Microsoft Outlook, the Weather Channel, Super-Bright LED, and LED Light use Flurry, a mobile ad platform acquired from Yahoo by Verizon subsidiary Oath. Flurry tracks device and app performance metrics and analyzes user interactions, identifies user interests, stores data profiles as personas, groups and correlates user data, and injects both native and video ads. A spokesperson for Oath said that Flurry’s terms of service require app developers to post a privacy policy notifying what data is collected, stored, and shared, and either linking to Flurry’s privacy policy or describing their opt-out service. In addition, the spokesperson said only information that’s not personally identifiable leaves Flurry’s system.

Another tracker, Tune, follows ride-sharing users’ online and offline behavior across devices and also tracks in-app user behavior, uniquely identifies users, and tracks their location.

The AppNexus tracker, used by, among other apps, Super-Bright LED, uses machine learning for targeted advertising. In a phone call, AppNexus spokesperson Joshua Zeitz confirmed that the tracker collects mobile advertising identifiers, type of phone, IP addresses, and a unique app identifier. The company does store mobile advertising identifiers, as well as cookies from web users, but Zeitz said data on what ads have been served to what identifiers is only retained for up to 33 days, and that the tracker does not collect names, numbers, or account numbers, that it only keeps device and browser identifiers and cookies, and that it cannot de-anonymize users from its data set.
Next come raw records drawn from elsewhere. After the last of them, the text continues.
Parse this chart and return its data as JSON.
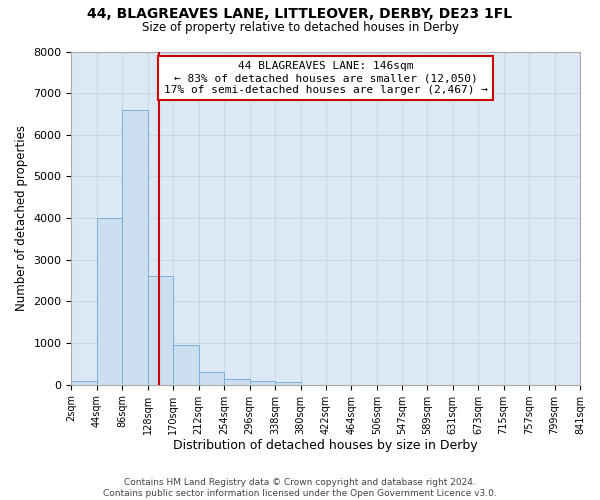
{
  "title": "44, BLAGREAVES LANE, LITTLEOVER, DERBY, DE23 1FL",
  "subtitle": "Size of property relative to detached houses in Derby",
  "xlabel": "Distribution of detached houses by size in Derby",
  "ylabel": "Number of detached properties",
  "footer_line1": "Contains HM Land Registry data © Crown copyright and database right 2024.",
  "footer_line2": "Contains public sector information licensed under the Open Government Licence v3.0.",
  "bin_edges": [
    2,
    44,
    86,
    128,
    170,
    212,
    254,
    296,
    338,
    380,
    422,
    464,
    506,
    547,
    589,
    631,
    673,
    715,
    757,
    799,
    841
  ],
  "bar_heights": [
    100,
    4000,
    6600,
    2600,
    950,
    300,
    130,
    100,
    70,
    0,
    0,
    0,
    0,
    0,
    0,
    0,
    0,
    0,
    0,
    0
  ],
  "bar_color": "#ccdff0",
  "bar_edge_color": "#7bafd4",
  "plot_bg_color": "#dce8f5",
  "fig_bg_color": "#ffffff",
  "grid_color": "#c8d8e8",
  "vline_x": 146,
  "vline_color": "#cc0000",
  "annotation_line1": "44 BLAGREAVES LANE: 146sqm",
  "annotation_line2": "← 83% of detached houses are smaller (12,050)",
  "annotation_line3": "17% of semi-detached houses are larger (2,467) →",
  "ylim": [
    0,
    8000
  ],
  "yticks": [
    0,
    1000,
    2000,
    3000,
    4000,
    5000,
    6000,
    7000,
    8000
  ]
}
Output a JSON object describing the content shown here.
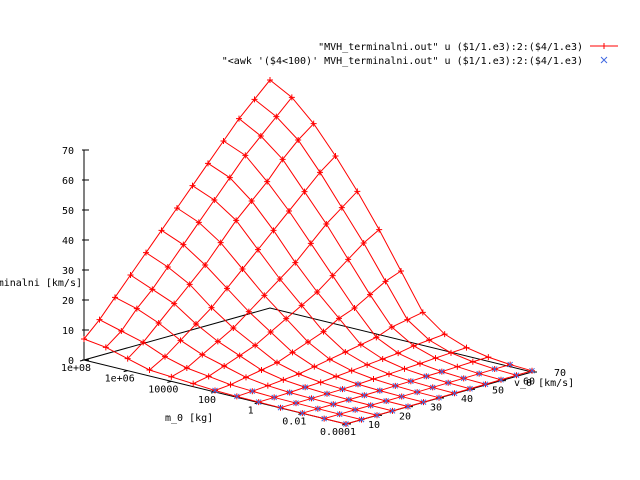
{
  "chart_data": {
    "type": "surface",
    "title": "",
    "xlabel": "m_0 [kg]",
    "ylabel": "v_0 [km/s]",
    "zlabel": "terminalni [km/s]",
    "x_ticks": [
      "1e+08",
      "1e+06",
      "10000",
      "100",
      "1",
      "0.01",
      "0.0001"
    ],
    "y_ticks": [
      "10",
      "20",
      "30",
      "40",
      "50",
      "60",
      "70"
    ],
    "z_ticks": [
      "0",
      "10",
      "20",
      "30",
      "40",
      "50",
      "60",
      "70"
    ],
    "zlim": [
      0,
      70
    ],
    "legend_position": "top-right",
    "series": [
      {
        "name": "\"MVH_terminalni.out\" u ($1/1.e3):2:($4/1.e3)",
        "color": "#ff0000",
        "style": "lines+points",
        "marker": "plus"
      },
      {
        "name": "\"<awk '($4<100)' MVH_terminalni.out\" u ($1/1.e3):2:($4/1.e3)",
        "color": "#4169e1",
        "style": "points",
        "marker": "cross"
      }
    ],
    "m_values": [
      "1e+08",
      "1e+07",
      "1e+06",
      "1e+05",
      "10000",
      "1000",
      "100",
      "10",
      "1",
      "0.1",
      "0.01",
      "0.001",
      "0.0001"
    ],
    "v_values": [
      10,
      15,
      20,
      25,
      30,
      35,
      40,
      45,
      50,
      55,
      60,
      65,
      70
    ],
    "z_values": [
      [
        7,
        6,
        4,
        2,
        1.5,
        1,
        0.5,
        0.3,
        0.2,
        0.1,
        0.05,
        0.02,
        0.01
      ],
      [
        12,
        10,
        8,
        5,
        3,
        2,
        1,
        0.6,
        0.3,
        0.2,
        0.1,
        0.05,
        0.02
      ],
      [
        18,
        16,
        13,
        9,
        6,
        4,
        2,
        1,
        0.5,
        0.3,
        0.15,
        0.08,
        0.04
      ],
      [
        24,
        21,
        18,
        13,
        9,
        6,
        3,
        1.5,
        0.8,
        0.4,
        0.2,
        0.1,
        0.05
      ],
      [
        30,
        27,
        23,
        17,
        12,
        8,
        4,
        2,
        1,
        0.5,
        0.25,
        0.12,
        0.06
      ],
      [
        36,
        33,
        28,
        22,
        16,
        11,
        6,
        3,
        1.5,
        0.7,
        0.35,
        0.15,
        0.08
      ],
      [
        42,
        39,
        34,
        27,
        20,
        14,
        8,
        4,
        2,
        1,
        0.5,
        0.2,
        0.1
      ],
      [
        48,
        45,
        40,
        32,
        24,
        17,
        10,
        5,
        2.5,
        1.2,
        0.6,
        0.3,
        0.15
      ],
      [
        54,
        51,
        45,
        37,
        28,
        20,
        13,
        6,
        3,
        1.5,
        0.8,
        0.4,
        0.2
      ],
      [
        60,
        57,
        50,
        42,
        33,
        24,
        15,
        7,
        3.5,
        1.8,
        0.9,
        0.45,
        0.25
      ],
      [
        66,
        62,
        56,
        47,
        38,
        28,
        18,
        9,
        4.5,
        2.2,
        1.1,
        0.55,
        0.3
      ],
      [
        71,
        67,
        61,
        52,
        42,
        32,
        21,
        10,
        5,
        2.5,
        1.3,
        0.65,
        0.35
      ],
      [
        76,
        72,
        65,
        56,
        46,
        35,
        23,
        11,
        5.5,
        2.8,
        1.4,
        0.7,
        0.4
      ]
    ]
  }
}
AppNexus stated that it does not share device and browser identifiers tied with third parties.

O’Brien said app developers can choose the types of advertising they embrace, but that it’s unlikely users are thinking about those decisions when installing apps. He also doesn’t see permissions as a solution. “If you’re in a situation where you’re asking the victim of the tracking how much tracking they want, you’ve already gone too far. It’s already a problem,” he said.

Without an overhaul of the advertising-rich phone system, O’Brien said the best solution may be to use the software repository F-Droid, which distributes only free and open source software that does not include unknown or masked trackers or code.